Os elementos estatísticos são outro importante item da ficha de análise e ocupam um espaço estratégico nos protocolos de escrita da Revista. São constantemente utilizados com o intuito de tornar o argumento irrefutável, apresentando os números e estatísticas como dados empíricos portadores de uma autoridade reveladora. Destacamos que dezessete das 23 matérias analisadas utilizam algum tipo de estatística. E cabe alertar, que cinco dos textos que não entraram nesse índice abordaram os problemas que marcaram as últimas edições do Exame.
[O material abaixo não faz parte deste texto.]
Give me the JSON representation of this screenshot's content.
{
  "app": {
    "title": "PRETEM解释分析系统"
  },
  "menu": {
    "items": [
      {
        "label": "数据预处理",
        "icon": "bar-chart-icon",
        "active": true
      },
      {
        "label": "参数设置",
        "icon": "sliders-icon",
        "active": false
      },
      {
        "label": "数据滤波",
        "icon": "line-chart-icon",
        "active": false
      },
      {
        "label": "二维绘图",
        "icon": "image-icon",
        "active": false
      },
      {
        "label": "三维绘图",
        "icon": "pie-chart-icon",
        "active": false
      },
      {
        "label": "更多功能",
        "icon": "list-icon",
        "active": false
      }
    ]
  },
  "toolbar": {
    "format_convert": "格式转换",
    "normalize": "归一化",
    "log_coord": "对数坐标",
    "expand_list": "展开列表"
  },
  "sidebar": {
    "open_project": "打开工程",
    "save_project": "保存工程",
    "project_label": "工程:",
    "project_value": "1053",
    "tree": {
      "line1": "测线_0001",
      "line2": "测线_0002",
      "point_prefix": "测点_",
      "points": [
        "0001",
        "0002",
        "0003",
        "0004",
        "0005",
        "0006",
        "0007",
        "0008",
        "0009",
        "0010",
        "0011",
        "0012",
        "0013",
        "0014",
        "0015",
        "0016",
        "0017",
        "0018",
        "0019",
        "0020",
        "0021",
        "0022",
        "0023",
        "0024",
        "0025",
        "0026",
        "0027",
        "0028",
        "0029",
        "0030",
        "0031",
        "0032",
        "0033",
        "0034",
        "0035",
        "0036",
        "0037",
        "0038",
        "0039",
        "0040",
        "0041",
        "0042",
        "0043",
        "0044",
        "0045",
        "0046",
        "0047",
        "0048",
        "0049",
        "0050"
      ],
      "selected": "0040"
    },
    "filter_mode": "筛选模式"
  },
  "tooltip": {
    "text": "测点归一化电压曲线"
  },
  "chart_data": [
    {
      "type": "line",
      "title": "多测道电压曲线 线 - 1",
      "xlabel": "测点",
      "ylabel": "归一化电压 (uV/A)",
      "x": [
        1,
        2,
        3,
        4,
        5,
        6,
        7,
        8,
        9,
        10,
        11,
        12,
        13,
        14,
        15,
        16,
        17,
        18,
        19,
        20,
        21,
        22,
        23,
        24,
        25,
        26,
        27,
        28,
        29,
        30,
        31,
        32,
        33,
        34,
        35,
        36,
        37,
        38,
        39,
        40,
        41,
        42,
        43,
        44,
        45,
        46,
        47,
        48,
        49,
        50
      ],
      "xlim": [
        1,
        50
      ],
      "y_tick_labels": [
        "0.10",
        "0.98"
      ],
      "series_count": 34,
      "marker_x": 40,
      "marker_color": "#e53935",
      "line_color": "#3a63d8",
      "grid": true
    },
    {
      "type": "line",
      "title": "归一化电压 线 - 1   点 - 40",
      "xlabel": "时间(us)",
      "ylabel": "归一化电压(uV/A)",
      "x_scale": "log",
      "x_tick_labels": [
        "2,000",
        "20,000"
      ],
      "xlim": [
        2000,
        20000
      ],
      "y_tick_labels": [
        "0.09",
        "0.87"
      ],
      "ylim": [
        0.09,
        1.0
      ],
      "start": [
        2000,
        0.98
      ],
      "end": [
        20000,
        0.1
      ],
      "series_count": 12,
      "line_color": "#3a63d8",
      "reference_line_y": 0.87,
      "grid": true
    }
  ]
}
O item n.o 8 da ficha de análise, denominado “Aponta soluções”, pretende dar conta do teor propositivo dos textos, mapeando o receituário estabelecido e facilitando a delimitação do que se apresenta como referência de qualidade da/na educação. Esse tópico de análise também aparece no quadro de recorrências. Percebe-se que

dezoito dos cinquenta textos apontam soluções para os insucessos evidenciados no Enem e/ou por outros testes que estariam medindo a qualidade da educação. As fichas de análise ainda contemplam um campo para observações, no qual é possível destacar pontos tidos como relevantes, mas que saem dos eixos de análise propostos. Um último campo, denominado Citações, foi criado com o objetivo de abrir um espaço para a reprodução de partes dos textos que nos interessavam enfatizar ou destacar para posterior utilização em outros movimentos da pesquisa.

Esses procedimentos de análise foram estabelecidos com o intuito de educar nosso olhar para uma leitura cuidadosa das fontes, para a tradução de seus protocolos e o mapeamento das representações tecidas sobre o Enem e a qualidade da educação.